One day I stopped talking to Francisco altogether. We were going on one of our family day trips to somewhere in the car. While I enjoyed these trips, I always hated the pre-trip tension, the I-can't-find-my-shoes, do-you-have-the-fill in the blank... On this day, I couldn't find the pair of shorts I was supposed to wear. In a panic, I grabbed someone else's elastic waist-banded ones from the clean laundry basket, not realising they were my brother's, and somehow managed to pull them on backwards. When Mom informed me of both, Francisco laughed. He could have been responding to something else, but I was certain he was laughing at me. My buddy Francisco laughed at me. I was so hurt and disappointed that I never spoke to him again until he eventually asked me, down at my level, directly in my eyes, why I was ignoring him. I squirmed, and couldn't answer. I don't think I had the words, and I certainly didn't know how to deal with my hurt pride and embarrassment. At the same time, I think I was kind of ashamed because good little Catholic girls are supposed to be forgiving and forgetting.

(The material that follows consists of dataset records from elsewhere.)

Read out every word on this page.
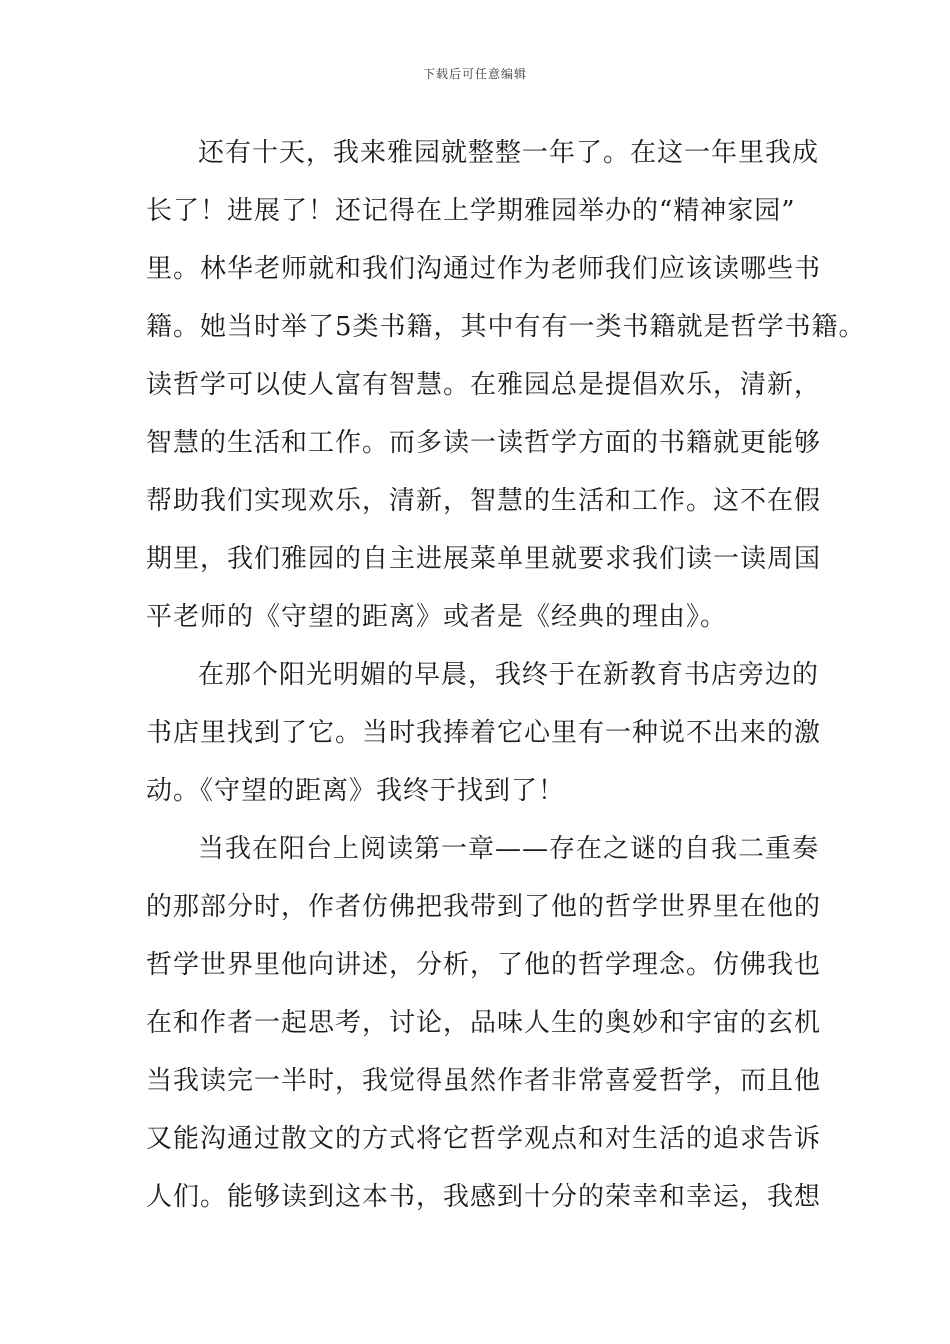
下载后可任意编辑
还有十天，我来雅园就整整一年了。在这一年里我成
长了！进展了！还记得在上学期雅园举办的“精神家园”
里。林华老师就和我们沟通过作为老师我们应该读哪些书
籍。她当时举了5类书籍，其中有有一类书籍就是哲学书籍。
读哲学可以使人富有智慧。在雅园总是提倡欢乐，清新，
智慧的生活和工作。而多读一读哲学方面的书籍就更能够
帮助我们实现欢乐，清新，智慧的生活和工作。这不在假
期里，我们雅园的自主进展菜单里就要求我们读一读周国
平老师的《守望的距离》或者是《经典的理由》。
在那个阳光明媚的早晨，我终于在新教育书店旁边的
书店里找到了它。当时我捧着它心里有一种说不出来的激
动。《守望的距离》我终于找到了！
当我在阳台上阅读第一章——存在之谜的自我二重奏
的那部分时，作者仿佛把我带到了他的哲学世界里在他的
哲学世界里他向讲述，分析，了他的哲学理念。仿佛我也
在和作者一起思考，讨论，品味人生的奥妙和宇宙的玄机
当我读完一半时，我觉得虽然作者非常喜爱哲学，而且他
又能沟通过散文的方式将它哲学观点和对生活的追求告诉
人们。能够读到这本书，我感到十分的荣幸和幸运，我想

Apparently, I am now an adult, though I sometimes have my doubts about that. I’m still too sensitive. Friends tell me not to be bothered by things I can’t change, yet I remain bothered when I think people are being mistreated. Unlike my younger self, however, I can at least distinguish if the mistreatment is intentional, or at least done by someone who should know better. And sometimes I still burn bridges, though now I have language to express my anger and disappointment.

There is a bridge I want to burn. The bridge I want to burn is attached to an institution, not one person, but then again, institutions are made of people. I don’t appreciate liars. I don’t appreciate the misogynist boss who makes inappropriate jokes, who revels in the humiliation and discomfort of others, knowing that his underlings cannot speak out for fear of losing their jobs. I have no respect for the immediate superior who feigns innocence when confronted with a, to her, difficult question, who ties my hands and forces me to be a page-turner rather than a teacher. I have less respect for an institution that plays loose with labor laws, who treats its employees with disrespect, unprofessionalism and an utter lack of compassion, a group that allegedly promotes education while fixing the grades of its “best” students for the sake of appearance, thus undermining its teachers and those students who are not the "best." An institution that sees fit to wait until the last day of classes to clear out its foreign language department by firing teachers who were still hard at work when they got the call to the principal’s office. Although it is still possible for native speakers to find decent jobs for the fall, it is nearly impossible for the Turkish ones to do so.

I want to burn this bridge and scatter its ashes. I want to scald the ground on which the bridge was built, make it unliveable, destroy all its plants to their roots and curse it a thousand times.



1 comment:

d said...

I think you need to salt the earth, too. What a terrible way to treat people.